By Deb Murphy
Staff from Inyo County, the town of Mammoth Lakes and Mammoth Mountain Ski Area met with Federal Aviation Administration staff in Los Angeles in late March to go over the agency’s assessment of Bishop’s Airport Certification Manual. By all accounts, the ACM was well received.
“We received very favorable and very complimentary feedback on our draft ACM,” Inyo County’s CAO Kevin Carunchio stated in an e-mail.
Conversations with Inyo’s Clint Quilter, public works director, and Dan Holler, Mammoth town manager, turned up few specifics. Details are still being hashed out at the staff level.
“There was nothing extensive,” Quilter said of the FAA’s review of the draft document. Inyo has to do a Wildlife Hazard Assessment. Staff is still working through a timeline which should be figured out within the next four to six weeks.
One timeline assessment put commercial air service in Bishop by this Christmas, but the consensus is more like the end of 2019.
The town of Mammoth has been wading through airport issues for years. From Holler’s perspective Inyo County is just starting. “We had good discussions and are moving forward,” he said in a phone interview. “We have to take the long view. Twenty, 30 years down the line, things change.”
While commercial air service in Inyo County is a bright, new penny, Holler knows first-hand what it takes to mint that penny. The Mammoth/Yosemite Airport’s service has been subsidized through its Tourism Business Improvement District funds, of which Mammoth Mountain contributes 65-percent. The TBID is up for renewal for a 10-year period, beginning September 2018.
Mammoth Resorts President and Chief Operating Officer Mark Brownlie was very PC at a recent Eastern Sierra Council of Government’s airport discussion, speaking in support of “regional air service.” But indications are Mammoth Mountain has thrown its support behind Bishop as the primary commercial airport to serve the region.

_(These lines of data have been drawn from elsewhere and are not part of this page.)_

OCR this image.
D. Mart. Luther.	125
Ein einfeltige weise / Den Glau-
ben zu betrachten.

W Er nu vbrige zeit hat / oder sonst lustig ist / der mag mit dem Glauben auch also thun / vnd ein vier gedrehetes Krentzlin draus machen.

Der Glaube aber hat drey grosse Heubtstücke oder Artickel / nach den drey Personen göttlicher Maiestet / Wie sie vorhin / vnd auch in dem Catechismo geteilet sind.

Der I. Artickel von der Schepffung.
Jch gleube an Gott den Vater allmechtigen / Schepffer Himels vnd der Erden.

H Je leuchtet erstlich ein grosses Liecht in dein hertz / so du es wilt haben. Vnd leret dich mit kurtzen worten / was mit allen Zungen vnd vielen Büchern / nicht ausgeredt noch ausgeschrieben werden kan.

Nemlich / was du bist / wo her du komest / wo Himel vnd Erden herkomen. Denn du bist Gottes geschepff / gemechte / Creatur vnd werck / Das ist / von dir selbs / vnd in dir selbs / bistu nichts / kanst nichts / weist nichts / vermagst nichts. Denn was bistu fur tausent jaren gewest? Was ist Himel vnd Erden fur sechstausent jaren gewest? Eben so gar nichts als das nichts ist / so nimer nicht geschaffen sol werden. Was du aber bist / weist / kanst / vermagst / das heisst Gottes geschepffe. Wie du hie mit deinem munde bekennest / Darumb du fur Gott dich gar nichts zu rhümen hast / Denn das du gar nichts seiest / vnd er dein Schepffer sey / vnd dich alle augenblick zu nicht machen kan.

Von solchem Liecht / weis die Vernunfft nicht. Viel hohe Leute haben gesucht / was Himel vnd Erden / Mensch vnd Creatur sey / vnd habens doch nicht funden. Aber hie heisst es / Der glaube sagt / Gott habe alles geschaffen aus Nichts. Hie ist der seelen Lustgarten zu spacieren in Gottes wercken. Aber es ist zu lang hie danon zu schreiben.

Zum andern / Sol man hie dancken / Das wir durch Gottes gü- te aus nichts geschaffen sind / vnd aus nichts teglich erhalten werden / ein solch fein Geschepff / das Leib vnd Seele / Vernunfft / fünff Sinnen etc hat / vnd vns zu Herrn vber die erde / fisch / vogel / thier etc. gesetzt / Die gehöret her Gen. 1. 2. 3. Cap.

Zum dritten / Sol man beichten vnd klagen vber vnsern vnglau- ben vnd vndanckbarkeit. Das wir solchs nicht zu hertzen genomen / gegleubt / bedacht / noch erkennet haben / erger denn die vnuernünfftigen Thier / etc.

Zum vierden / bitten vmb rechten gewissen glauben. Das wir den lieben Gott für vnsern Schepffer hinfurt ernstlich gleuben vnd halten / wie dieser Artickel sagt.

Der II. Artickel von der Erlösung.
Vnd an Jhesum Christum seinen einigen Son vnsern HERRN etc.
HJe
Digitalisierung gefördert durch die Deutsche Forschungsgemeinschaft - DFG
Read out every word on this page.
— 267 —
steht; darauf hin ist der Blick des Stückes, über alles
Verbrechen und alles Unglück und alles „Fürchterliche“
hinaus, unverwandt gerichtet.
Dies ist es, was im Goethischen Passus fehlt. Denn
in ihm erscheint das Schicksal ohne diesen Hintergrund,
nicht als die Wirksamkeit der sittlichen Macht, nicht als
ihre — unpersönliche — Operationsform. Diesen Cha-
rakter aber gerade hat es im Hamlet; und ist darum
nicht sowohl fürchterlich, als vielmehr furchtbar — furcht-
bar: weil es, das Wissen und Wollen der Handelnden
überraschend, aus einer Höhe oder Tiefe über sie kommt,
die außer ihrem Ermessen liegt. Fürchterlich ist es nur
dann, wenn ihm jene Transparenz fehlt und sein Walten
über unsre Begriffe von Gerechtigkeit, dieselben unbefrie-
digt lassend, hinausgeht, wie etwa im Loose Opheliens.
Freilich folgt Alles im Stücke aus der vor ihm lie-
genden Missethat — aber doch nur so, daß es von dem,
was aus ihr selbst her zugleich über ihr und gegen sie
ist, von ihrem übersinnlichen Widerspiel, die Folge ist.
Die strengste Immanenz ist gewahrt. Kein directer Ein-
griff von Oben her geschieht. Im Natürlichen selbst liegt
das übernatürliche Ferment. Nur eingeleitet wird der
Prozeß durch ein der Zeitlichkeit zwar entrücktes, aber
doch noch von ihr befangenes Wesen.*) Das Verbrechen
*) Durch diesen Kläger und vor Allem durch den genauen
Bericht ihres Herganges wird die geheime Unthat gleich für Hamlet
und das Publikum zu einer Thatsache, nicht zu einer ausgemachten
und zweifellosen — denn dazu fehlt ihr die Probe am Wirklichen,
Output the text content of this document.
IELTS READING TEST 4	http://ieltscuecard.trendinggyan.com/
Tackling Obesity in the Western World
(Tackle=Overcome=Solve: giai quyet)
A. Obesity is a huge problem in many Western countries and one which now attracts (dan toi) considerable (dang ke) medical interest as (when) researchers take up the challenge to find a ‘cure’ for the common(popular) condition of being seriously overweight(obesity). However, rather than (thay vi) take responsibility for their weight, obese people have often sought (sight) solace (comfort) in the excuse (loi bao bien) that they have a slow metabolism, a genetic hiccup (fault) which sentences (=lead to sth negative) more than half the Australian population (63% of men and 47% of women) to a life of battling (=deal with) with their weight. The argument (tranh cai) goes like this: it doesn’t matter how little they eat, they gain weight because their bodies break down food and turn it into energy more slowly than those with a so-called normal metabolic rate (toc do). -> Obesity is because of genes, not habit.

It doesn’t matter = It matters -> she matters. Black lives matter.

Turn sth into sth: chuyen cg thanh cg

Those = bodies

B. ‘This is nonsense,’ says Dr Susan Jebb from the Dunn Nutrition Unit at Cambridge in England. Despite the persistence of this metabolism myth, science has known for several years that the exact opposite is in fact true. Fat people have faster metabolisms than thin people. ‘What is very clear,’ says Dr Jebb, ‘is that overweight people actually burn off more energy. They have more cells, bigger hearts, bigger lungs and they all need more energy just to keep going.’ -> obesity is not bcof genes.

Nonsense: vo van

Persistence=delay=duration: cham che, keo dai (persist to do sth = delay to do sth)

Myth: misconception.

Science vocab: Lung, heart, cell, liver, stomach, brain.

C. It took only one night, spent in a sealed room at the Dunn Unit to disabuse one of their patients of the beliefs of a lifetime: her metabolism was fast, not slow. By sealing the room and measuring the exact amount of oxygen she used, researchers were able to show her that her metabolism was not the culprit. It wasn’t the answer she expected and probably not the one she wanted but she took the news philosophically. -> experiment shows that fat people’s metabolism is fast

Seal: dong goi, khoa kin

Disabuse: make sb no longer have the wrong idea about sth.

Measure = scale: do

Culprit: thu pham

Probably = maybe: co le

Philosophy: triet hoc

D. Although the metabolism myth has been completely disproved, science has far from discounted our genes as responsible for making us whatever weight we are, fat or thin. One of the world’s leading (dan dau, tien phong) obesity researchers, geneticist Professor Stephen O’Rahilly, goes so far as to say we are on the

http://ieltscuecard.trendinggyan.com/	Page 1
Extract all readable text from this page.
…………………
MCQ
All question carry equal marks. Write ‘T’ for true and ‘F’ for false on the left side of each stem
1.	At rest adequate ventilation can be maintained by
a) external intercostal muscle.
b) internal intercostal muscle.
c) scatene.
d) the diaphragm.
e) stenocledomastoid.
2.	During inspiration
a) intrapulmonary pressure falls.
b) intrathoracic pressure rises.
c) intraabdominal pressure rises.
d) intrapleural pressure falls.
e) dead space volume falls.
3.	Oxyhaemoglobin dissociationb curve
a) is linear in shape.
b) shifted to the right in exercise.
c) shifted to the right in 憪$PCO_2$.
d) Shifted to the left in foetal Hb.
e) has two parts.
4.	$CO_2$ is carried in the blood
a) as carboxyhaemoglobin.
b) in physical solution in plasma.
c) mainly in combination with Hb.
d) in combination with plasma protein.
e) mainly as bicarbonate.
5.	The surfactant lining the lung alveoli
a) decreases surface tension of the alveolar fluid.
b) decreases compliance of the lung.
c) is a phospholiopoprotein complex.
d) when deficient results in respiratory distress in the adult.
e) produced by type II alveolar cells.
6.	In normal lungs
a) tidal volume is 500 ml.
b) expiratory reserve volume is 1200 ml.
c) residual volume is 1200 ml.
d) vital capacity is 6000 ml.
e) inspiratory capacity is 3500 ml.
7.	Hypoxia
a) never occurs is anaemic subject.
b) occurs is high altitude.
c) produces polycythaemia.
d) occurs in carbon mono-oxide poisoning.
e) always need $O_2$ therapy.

Inyo Supervisor Jeff Griffiths was enthusiastic when asked about the ACM review. “It looks good,” he said. Mammoth Mayor John Wentworth was a little more guarded. “We’re working with the Mountain and Inyo staff, exploring the technical reality if Bishop will work,” he said. “We’ve got to get together to make this happen.”
In terms of two distinctly different airports—Mammoth Yosemite and Bishop, Quilter didn’t see any issue of one over the other. “There’s a role for two airports,” he said. “There are a lot of ways to skin that cat. We can’t lose either asset.”